# Joint density function

1. May 16, 2010

### squenshl

I have a region R = {(x,y): |x| + |y| <= 1}
I have sketched the graph on the x-y plane and shaded in the region R (I got a diamond).
How do I find the area of R and hence find the joint density function f(x,y) and how do I specify the region for which f(x,y) is non-zero.

2. May 16, 2010

### EnumaElish

A diamond is 4 triangles: Area(R) = 4 times the area of one triangle.

Are x and y random variables?

3. May 16, 2010

### squenshl

They are just random points chosen uniformly on the region

4. May 17, 2010

### squenshl

So the area is 0.5 x 4 = 2, how does that relate to finding the joint density function.
So f(x,y) = 2 for -1 < x < 1 and -1 < y < 1, 0 otherwise

Last edited: May 17, 2010
5. May 17, 2010

### squenshl

No.
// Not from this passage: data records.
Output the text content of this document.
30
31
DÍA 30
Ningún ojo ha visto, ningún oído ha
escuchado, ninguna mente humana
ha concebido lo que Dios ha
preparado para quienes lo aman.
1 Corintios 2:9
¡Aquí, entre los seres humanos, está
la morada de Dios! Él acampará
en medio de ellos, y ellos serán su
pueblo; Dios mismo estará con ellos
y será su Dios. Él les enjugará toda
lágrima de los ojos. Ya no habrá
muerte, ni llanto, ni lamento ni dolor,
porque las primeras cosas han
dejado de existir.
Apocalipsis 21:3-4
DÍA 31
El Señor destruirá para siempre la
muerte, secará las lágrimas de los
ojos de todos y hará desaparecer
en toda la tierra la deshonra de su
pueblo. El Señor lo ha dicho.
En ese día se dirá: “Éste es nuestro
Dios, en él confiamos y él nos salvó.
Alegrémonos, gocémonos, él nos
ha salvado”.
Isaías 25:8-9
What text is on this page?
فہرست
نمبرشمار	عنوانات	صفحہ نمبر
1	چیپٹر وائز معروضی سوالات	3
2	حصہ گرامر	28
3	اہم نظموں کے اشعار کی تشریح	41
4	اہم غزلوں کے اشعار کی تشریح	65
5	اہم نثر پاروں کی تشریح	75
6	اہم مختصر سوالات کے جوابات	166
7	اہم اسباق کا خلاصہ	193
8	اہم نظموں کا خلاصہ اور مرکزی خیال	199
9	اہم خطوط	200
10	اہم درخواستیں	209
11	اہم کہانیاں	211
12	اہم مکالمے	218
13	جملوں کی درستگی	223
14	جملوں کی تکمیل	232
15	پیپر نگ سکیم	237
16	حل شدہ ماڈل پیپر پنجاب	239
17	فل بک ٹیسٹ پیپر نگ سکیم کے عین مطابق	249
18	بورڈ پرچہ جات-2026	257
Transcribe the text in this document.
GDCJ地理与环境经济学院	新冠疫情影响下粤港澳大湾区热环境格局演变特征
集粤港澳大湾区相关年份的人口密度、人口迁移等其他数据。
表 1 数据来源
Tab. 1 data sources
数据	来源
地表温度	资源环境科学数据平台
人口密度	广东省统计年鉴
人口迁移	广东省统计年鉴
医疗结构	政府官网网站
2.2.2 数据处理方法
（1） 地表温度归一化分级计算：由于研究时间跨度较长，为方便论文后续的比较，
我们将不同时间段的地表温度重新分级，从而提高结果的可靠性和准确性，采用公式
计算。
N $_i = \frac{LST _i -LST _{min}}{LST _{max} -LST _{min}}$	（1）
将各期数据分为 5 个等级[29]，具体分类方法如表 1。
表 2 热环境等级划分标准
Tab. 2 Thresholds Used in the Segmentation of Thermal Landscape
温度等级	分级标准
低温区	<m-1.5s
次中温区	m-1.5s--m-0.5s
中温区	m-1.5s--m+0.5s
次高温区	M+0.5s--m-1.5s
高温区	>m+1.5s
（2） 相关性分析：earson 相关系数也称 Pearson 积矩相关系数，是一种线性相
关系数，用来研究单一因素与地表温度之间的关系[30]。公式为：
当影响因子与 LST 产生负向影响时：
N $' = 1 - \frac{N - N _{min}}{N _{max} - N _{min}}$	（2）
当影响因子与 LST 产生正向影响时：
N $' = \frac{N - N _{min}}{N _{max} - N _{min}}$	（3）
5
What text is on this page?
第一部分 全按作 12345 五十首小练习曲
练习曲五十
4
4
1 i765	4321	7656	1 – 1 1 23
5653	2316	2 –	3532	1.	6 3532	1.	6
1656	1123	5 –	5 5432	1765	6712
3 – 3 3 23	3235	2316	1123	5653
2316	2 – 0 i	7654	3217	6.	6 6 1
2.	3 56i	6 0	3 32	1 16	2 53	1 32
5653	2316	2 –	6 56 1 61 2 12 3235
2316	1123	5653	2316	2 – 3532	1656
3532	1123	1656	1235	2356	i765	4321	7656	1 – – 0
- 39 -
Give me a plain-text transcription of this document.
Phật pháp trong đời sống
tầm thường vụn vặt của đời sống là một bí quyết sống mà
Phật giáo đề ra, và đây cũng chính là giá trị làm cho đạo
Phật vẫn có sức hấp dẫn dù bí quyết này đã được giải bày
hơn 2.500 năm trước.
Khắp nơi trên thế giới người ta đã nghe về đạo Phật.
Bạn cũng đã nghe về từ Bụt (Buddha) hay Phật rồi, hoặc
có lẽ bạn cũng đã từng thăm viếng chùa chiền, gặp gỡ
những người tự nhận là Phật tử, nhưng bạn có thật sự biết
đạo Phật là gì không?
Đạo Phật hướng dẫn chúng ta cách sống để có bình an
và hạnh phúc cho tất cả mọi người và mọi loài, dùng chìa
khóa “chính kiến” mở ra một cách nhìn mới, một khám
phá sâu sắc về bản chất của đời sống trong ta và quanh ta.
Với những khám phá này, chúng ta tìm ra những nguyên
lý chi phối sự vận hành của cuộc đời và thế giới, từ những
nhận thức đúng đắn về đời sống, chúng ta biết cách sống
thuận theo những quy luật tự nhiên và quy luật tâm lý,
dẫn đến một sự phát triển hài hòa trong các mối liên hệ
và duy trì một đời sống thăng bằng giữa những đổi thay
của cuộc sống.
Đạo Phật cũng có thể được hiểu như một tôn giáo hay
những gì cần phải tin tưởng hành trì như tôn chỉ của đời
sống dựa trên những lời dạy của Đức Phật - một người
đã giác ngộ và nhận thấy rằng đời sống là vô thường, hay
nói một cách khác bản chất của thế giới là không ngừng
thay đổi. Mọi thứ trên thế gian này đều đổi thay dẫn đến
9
Wouldn't it be f(x,y) = x + y for 0 < x < 1 and 0 < y < 1 and 0 otherwise
because when I do the double integral, the integral equals 1 which it should.

6. May 17, 2010

### LCKurtz

You said your region is R = {(x,y): |x| + |y| <= 1}. That is not the same as you are describing as -1 < x < 1 and -1 < y < 1. And a uniform distribution gives a constant density, not a variable like x + y. You need to have f(x,y) be a constant value on R such that the integral of f(x,y) over R is 1.

7. May 17, 2010

### squenshl

f(x,y) = 1/2 for 0 < x < 1 - |x|, but I don't know the limits of y.

8. May 17, 2010

### LCKurtz

No. Can't x be negative?

Didn't you say you had drawn a picture of your region R and it was diamond shaped?

Use the description of R itself to say where f = 1/2.